Keterwakilan Orang Papua Merosot

Ketakutan munculnya perda yang menyingkirkan OAP dinilai terlalu berlebihan.?

Majelis Rakyat Papua (MRP) menilai, rekrutmen politik di Bumi Cenderawasih melanggar hak-hak khusus orang asli Papua (OAP). Ketua Urusan Rumah Tangga di MRP Dorince Meheu mengatakan, hasil Pemilihan Umum Dewan Perwakilan Rakyat (DPR) Papua dan Papua Barat tak menunjukkan keberpihakan kepada orang asli Papua. Fakta tersebut, kata Dorince, terlihat dari hasil pemilihan umum daerah 2019, yang menunjukkan dominasi keterpilihan dari orang bukan asli Papua.

Jika pembuat regulasi atau perda (peraturan daerah) dan lain-lain dikuasai oleh saudara-saudara kita non-OAP, berarti dampak buruk bisa terjadi dalam kehidupan OAP nantinya, kata Dorince, dalam pesan rilisnya kepada Republika, Selasa (5/11).

MRP mencatat, dari 14 wilayah kabupaten dan kota yang menggelar Pileg 2019 di Papua dan Papua Barat, menunjukkan hasil yang timpang antara orang asli Papua dan yang bukan asli orang Papua. Dorince yang merupakan anggota MRP, perwakilan dari perempuan gereja di wilayah adat Tabi, menyampaikan data-data hasil resmi Pileg 2019.

Di Kabupaten Sarmi yang memiliki jumlah total 20 kursi, hanya tujuh yang berhasil lolos ke DPR Papua. Di Kabupaten Boven Digul, yang juga mempunyai 20 kursi, pun hanya enam orang asli Papua yang lolos.Sedangkan di Kabupaten Asmat yang mempunyai 25 kursi, orang asli Papua cukup dominan dengan 14 kursi, dan 11 sisanya diduduki non-Papua. Begitu juga di Kabupaten Mimika, dari 35 kursi, perimbangan antara orang asli Papua dan bukan berjumlah 18 berbanding 17 orang.

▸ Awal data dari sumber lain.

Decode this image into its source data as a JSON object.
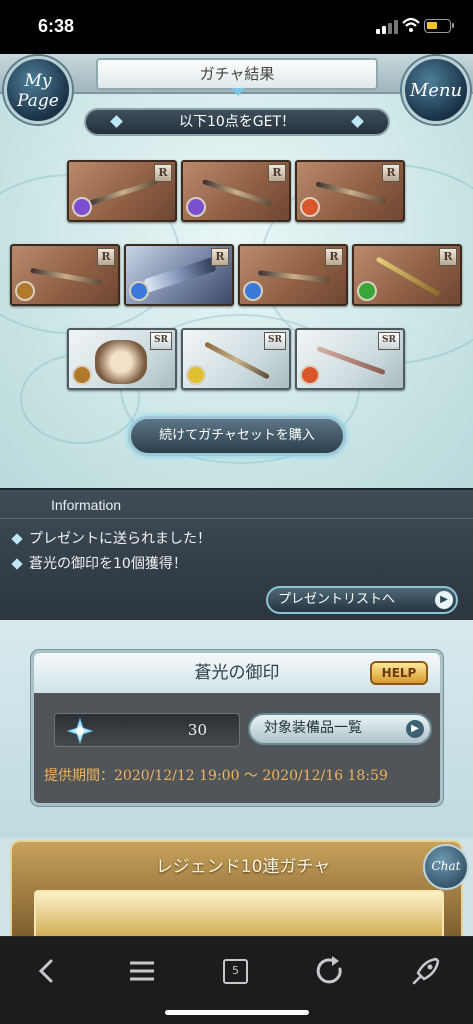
{
  "status_bar": {
    "time": "6:38",
    "battery_color": "#f4c42a"
  },
  "header": {
    "title": "ガチャ結果",
    "mypage_label": "My Page",
    "menu_label": "Menu"
  },
  "result": {
    "banner": "以下10点をGET！",
    "items": [
      {
        "rarity": "R",
        "element": "dark",
        "element_color": "#7b4fd0"
      },
      {
        "rarity": "R",
        "element": "dark",
        "element_color": "#7b4fd0"
      },
      {
        "rarity": "R",
        "element": "fire",
        "element_color": "#d9552a"
      },
      {
        "rarity": "R",
        "element": "earth",
        "element_color": "#b07a2a"
      },
      {
        "rarity": "R",
        "element": "water",
        "element_color": "#3b7ad8"
      },
      {
        "rarity": "R",
        "element": "water",
        "element_color": "#3b7ad8"
      },
      {
        "rarity": "R",
        "element": "wind",
        "element_color": "#3aa63a"
      },
      {
        "rarity": "SR",
        "element": "earth",
        "element_color": "#b07a2a"
      },
      {
        "rarity": "SR",
        "element": "light",
        "element_color": "#e0c030"
      },
      {
        "rarity": "SR",
        "element": "fire",
        "element_color": "#d9552a"
      }
    ],
    "buy_button": "続けてガチャセットを購入"
  },
  "information": {
    "title": "Information",
    "messages": [
      "プレゼントに送られました！",
      "蒼光の御印を10個獲得！"
    ],
    "present_button": "プレゼントリストへ"
  },
  "seal": {
    "title": "蒼光の御印",
    "help_label": "HELP",
    "count": "30",
    "equip_button": "対象装備品一覧",
    "period": "提供期間：2020/12/12 19:00 〜 2020/12/16 18:59"
  },
  "legend": {
    "title": "レジェンド10連ガチャ",
    "chat_label": "Chat"
  },
  "browser_bar": {
    "tab_count": "5"
  }
}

Di Kabupaten Fakfak, hanya delapan orang asli Papua yang lolos dalam perebutan 20 kursi perwakilan. Di Kabupaten Raja Ampat pun hanya sembilan orang asli Papua yang mewakili 20 kursi. Sedangkan di Kabupaten Sorong, dari perebutan 30 kursi, 24 diantaranya diraih pendatang. Di Kabupaten Teluk Wondama, perebutan 25 kursi DPR Papua, hanya 11 orang yang asli dari Papua.

Di Kabupaten Marauke yang menyediakan 30 kursi keterwakilan, orang asli Papua hanya diwakili oleh tiga orang. Begitu juga di Kabupaten Sorong Selatan yang memiliki 20 kursi, orang asli Papua hanya diwakili oleh tiga orang. Sedangkan di Kabupaten Sorong yang mempunyai 20 kursi, orang asli Papua hanya tujuh orang. Di Kota Jayapura, sebagai wilayah tingkat dua dengan pembagian terbesar sebanyak 40 kursi, orang asli Papua hanya 13 orang. Di Kabupaten Keerom dengan 20 kursi, orang asli Papua pun cuma terwakilkan tujuh nama. Terakhir, di Kabupaten Jayapura yang menyediakan 25 kursi DPR Papua, orang asli Papua hanya diwakili oleh tujuh nama.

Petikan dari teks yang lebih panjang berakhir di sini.